Understanding Osteopathy

What is Osteopathy?

Osteopaths take a whole-body approach to health care. Rather than treating symptoms, Osteopaths strive to treat the individual as a whole; looking first at health and human potential before disease. Because of this uniquely holistic view of health, an Osteopathic approach can better understand how health is displaced and then track the source of suffering right to the root of the issue.

The body’s systems are all interconnected and affect one another; therefore, Osteopath’s are trained to understand and treat the interconnections between the musculoskeletal system, as well as all other systems in order to better grasp how the structure of the body and its capacity to function influences all other body systems. With this being said, Osteopath’s are trained to correct structural and functional issues, which allows for the body to naturally self-correct and being to heal with greater ease.

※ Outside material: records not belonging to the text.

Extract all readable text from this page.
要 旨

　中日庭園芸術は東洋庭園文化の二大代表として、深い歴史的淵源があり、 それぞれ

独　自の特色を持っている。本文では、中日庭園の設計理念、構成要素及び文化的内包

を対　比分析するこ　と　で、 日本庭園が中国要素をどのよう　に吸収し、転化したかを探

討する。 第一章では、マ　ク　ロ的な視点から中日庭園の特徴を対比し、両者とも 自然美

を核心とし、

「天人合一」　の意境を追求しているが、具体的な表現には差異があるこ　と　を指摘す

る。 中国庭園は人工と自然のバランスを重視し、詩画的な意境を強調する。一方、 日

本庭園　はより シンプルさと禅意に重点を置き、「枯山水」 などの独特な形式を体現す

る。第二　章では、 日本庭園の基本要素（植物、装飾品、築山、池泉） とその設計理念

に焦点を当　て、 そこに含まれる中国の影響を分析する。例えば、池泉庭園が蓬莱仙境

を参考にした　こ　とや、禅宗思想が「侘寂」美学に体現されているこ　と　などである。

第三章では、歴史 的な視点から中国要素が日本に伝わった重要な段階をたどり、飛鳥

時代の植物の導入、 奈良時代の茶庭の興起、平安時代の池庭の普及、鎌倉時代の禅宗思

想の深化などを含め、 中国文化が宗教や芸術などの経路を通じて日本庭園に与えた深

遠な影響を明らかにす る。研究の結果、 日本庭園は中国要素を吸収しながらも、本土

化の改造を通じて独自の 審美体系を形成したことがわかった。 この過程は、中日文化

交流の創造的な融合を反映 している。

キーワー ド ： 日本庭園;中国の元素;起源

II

Moreover, Osteopath’s assist patients in developing lifestyles that not only fight illnesses, but also help to prevent disease.

Why Osteopathy?

Motion represents the free expression of health as it is reflected in our physical, emotional, and energetic body. Motion must be present in both our physical form and within the smallest recesses inside us; the spaces between organs, lungs, vessels, neural sheaths, membranes, and fascial connections that provide interconnectedness throughout our bodies. When free motion of any structure is lost or inhibited, whether by infection, injury or prolonged states of emotional overwhelm, we begin the process of compensation. From this point, we are vulnerable to dysfunction and disease processes. Osteopathy allows for motion in the body so that we may be properly animated and ambulated.

The practice of Traditional Osteopathy favors a hands-on approach to access and understand dysfunction, normalize function, and restore health. A complete and Holistic approach to Healthcare must consider all aspects of human physiology and human potential. Having a thorough understanding of Anatomy, Physiology and the Biomechanics of how the human body moves and how motion interrelates to health, gives Osteopaths an advantage in finding and correcting the primary source of dysfunction and supporting the process of the restoration of health.

It’s not just about bones; Osteopathy seeks to understand the “source of suffering”

Using the human hand as a corrective tool, Osteopaths can utilize direct and indirect Manual Medicine principles and techniques to correct and restore the physiological and mechanical potential of the human body. This in turn serves to auto-regulate and potentialize the process of health and healing. Osteopathy considers the complex inter-relationships between all systems, from the hard skeletal to the soft tissues and fluids, but goes a step further, treating all physical structures of the body in unison. A key component of Osteopathy is the ability to interface with the fascia, connective tissues, viscera, organs and the brain, integrating emotional, hormonal and biological health. Waking these vitality centers of the patient’s body positively alters patterns that may otherwise attract dysfunction and, ultimately, ill-health.

Separating “Health” from “Disease”

In healthcare, what is often the missing link in holding onto “health” is a clear definition of what health truly is. This is a very individualized experience that must extend beyond the absence of pain and disease. It must also share a universality that includes a sense of inherent joy, trust, faith, courage, hope, desire and a deeply held belief of being free to live one’s life fully, with love, free expression and a sense of well-being.

Applying the principles of traditional Osteopathy as a tool in altering the course of health (versus disease) is not the end of the road in how Traditional Osteopathy is applied. Removing roadblocks to health opens the door to the re-organization of the integrative processes of organic life and opens the door to our true potential expression of life. Seth often considers his role as a provider to influence the body, mind and spirit to thrive, not just survive; to intervene and restore the sense of peace that ensures the free expression of human health, which in turn opens doors that are so far reaching that only the individual can express the profound changes that unfold from experiencing a body that has released burden and has unleashed its full free expression to live life fully.